Monday, December 15, 2008

Window on Eurasia: Experts Fear Moscow’s Plan to Cut Universities Likely to be Corrupt

Paul Goble

Vienna, December 15 – Plans by the Russian education ministry to reduce the number of higher schools in that country by nearly 15 percent over the next three years and the number of research institutes by 20 percent over the same period may leave the Russian Federation less well off in these sectors than it is now because the process is likely to be corrupt, some observers fear.
At the end of November, the Russian Ministry of Education and Science announced plans to reduce the number of higher schools and their branches by approximately 500 out of a current total of 3700 by depriving them of their licenses and to pressure another 1,000 to close for other reasons (www.za-nauku.ru//index.php?option=com_content&task=view&id=1196&Itemid=31).
No one questions that in Russia and indeed across the former Soviet space, many of the private institutions that have sprung up since 1991 are little more than diploma mills, providing degrees in exchange for money but without offering much in the way of education. And consequently, many thus welcome Moscow’s plan to impose some order on the situation.
In addition to depriving many institutions of licenses or forcing them to close for other reasons, the ministry has announced the creation of a new hierarchy of higher educational institutions: “national” universities in Moscow and St. Petersburg, “federal district” universities in each of them, and research universities.
But Sergey Komkov, the president of the All-Russian Educational Foundation, argues that this process as it goes forward may have exactly the opposite impact that its authors claim: Instead of shutting weak institutions, he says, officials may shut the better ones for what are essentially corrupt reasons (www.annews.ru/news/detail.php?ID=173711).
In order to be employed, he notes, “bureaucrats must offer diplomas, and they do not want to study. For them it is much simpler to purchase a diploma of a fictive higher educational system. [Indeed,] in recent times, many scandals have arisen” because people have credentials which do not reflect any educational attainment.
Moreover, Komkov continues, officials who work in the agencies that accredit schools and may now be involved in closing some of them often profit from the handing out of documents from such “fictive” schools. The educational foundation leader said he had asked law enforcement agencies to look into the matter, but they had said that it wasn’t “their business.”
But, he says, there is evidence backing up his contentions and his fears: in 2006, the Russian procurator general investigated the Russian educational accrediting agency and found that officials there were approving institutions that were handing out “fictive” degrees.

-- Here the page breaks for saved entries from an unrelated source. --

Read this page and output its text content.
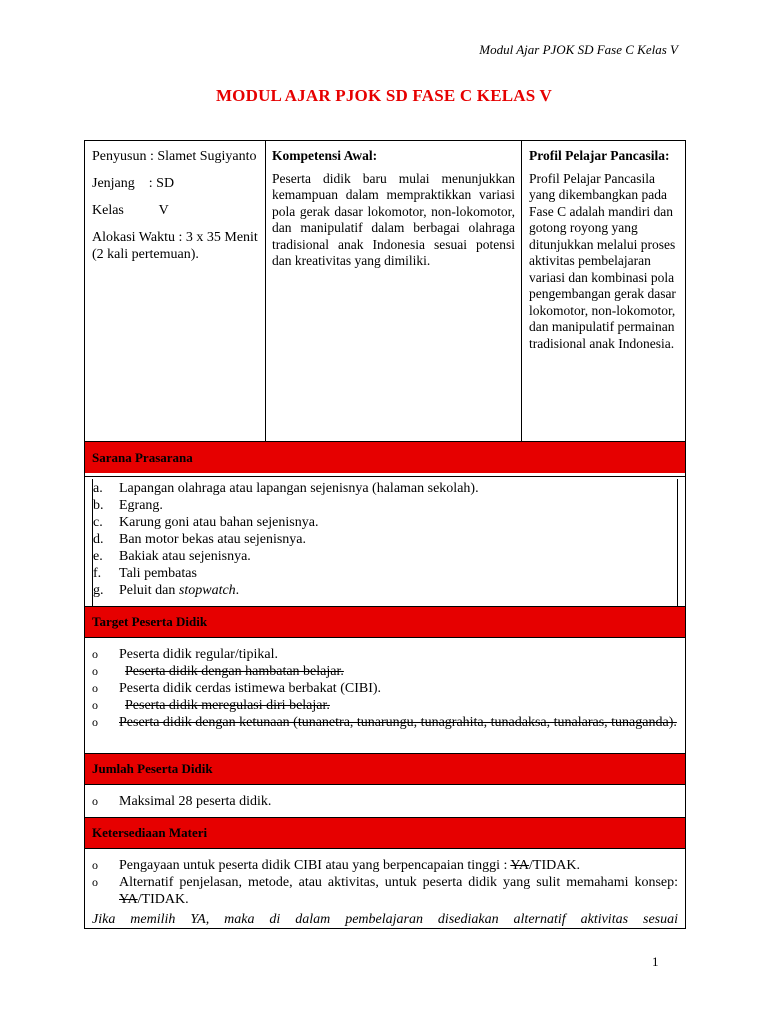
Modul Ajar PJOK SD Fase C Kelas V
MODUL AJAR PJOK SD FASE C KELAS V

Penyusun : Slamet Sugiyanto

Jenjang    : SD

Kelas          V

Alokasi Waktu : 3 x 35 Menit (2 kali pertemuan).

Kompetensi Awal:

Peserta didik baru mulai menunjukkan kemampuan dalam mempraktikkan variasi pola gerak dasar lokomotor, non-lokomotor, dan manipulatif dalam berbagai olahraga tradisional anak Indonesia sesuai potensi dan kreativitas yang dimiliki.

Profil Pelajar Pancasila:

Profil Pelajar Pancasila yang dikembangkan pada Fase C adalah mandiri dan gotong royong yang ditunjukkan melalui proses aktivitas pembelajaran variasi dan kombinasi pola pengembangan gerak dasar lokomotor, non-lokomotor, dan manipulatif permainan tradisional anak Indonesia.

Sarana Prasarana
a. Lapangan olahraga atau lapangan sejenisnya (halaman sekolah).
b. Egrang.
c. Karung goni atau bahan sejenisnya.
d. Ban motor bekas atau sejenisnya.
e. Bakiak atau sejenisnya.
f. Tali pembatas
g. Peluit dan stopwatch.
Target Peserta Didik
o Peserta didik regular/tipikal.
o Peserta didik dengan hambatan belajar.
o Peserta didik cerdas istimewa berbakat (CIBI).
o Peserta didik meregulasi diri belajar.
o Peserta didik dengan ketunaan (tunanetra, tunarungu, tunagrahita, tunadaksa, tunalaras, tunaganda).
Jumlah Peserta Didik
o Maksimal 28 peserta didik.
Ketersediaan Materi
o Pengayaan untuk peserta didik CIBI atau yang berpencapaian tinggi : YA/TIDAK.
o Alternatif penjelasan, metode, atau aktivitas, untuk peserta didik yang sulit memahami konsep: YA/TIDAK.

Jika memilih YA, maka di dalam pembelajaran disediakan alternatif aktivitas sesuai

1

But these officials did not suffer: Indeed, one of them rose to be pro-rector of a Moscow institute.
If nothing is done and “if corrupt bureaucrats will be involved in the reductions, normal higher educational institutions may fall ‘under the knife,’” he says, pointing to the case of one that is slated to be closed because the rector was not willing to provide the accrediting authorities with $200,000 in bribes.
The problem Komkov points to almost certainly is going to to become increasingly serious and not only in moral terms in both Russia and throughout the former Soviet space. On the one hand, the value of degrees will be reduced because many who have them never studied and thus do not have the skills their degrees imply.
And on the other – and this is the more politically critical dimension -- there will soon arise as has already happened in several post-Soviet states of a class of people who will expect to gain positions they believe their degrees entitle them to but who will not be able to get or hold such positions on the basis of their real qualifications.
Already today, thanks to the rise of diploma mills in many post-Soviet states and their negative impact on standards in what had been more serious state universities in Soviet times, there are growing numbers of such people, groups who almost inevitably will come to represent a threat to stability, as an intellectual lumpen some unscrupulous politicians are likely to exploit.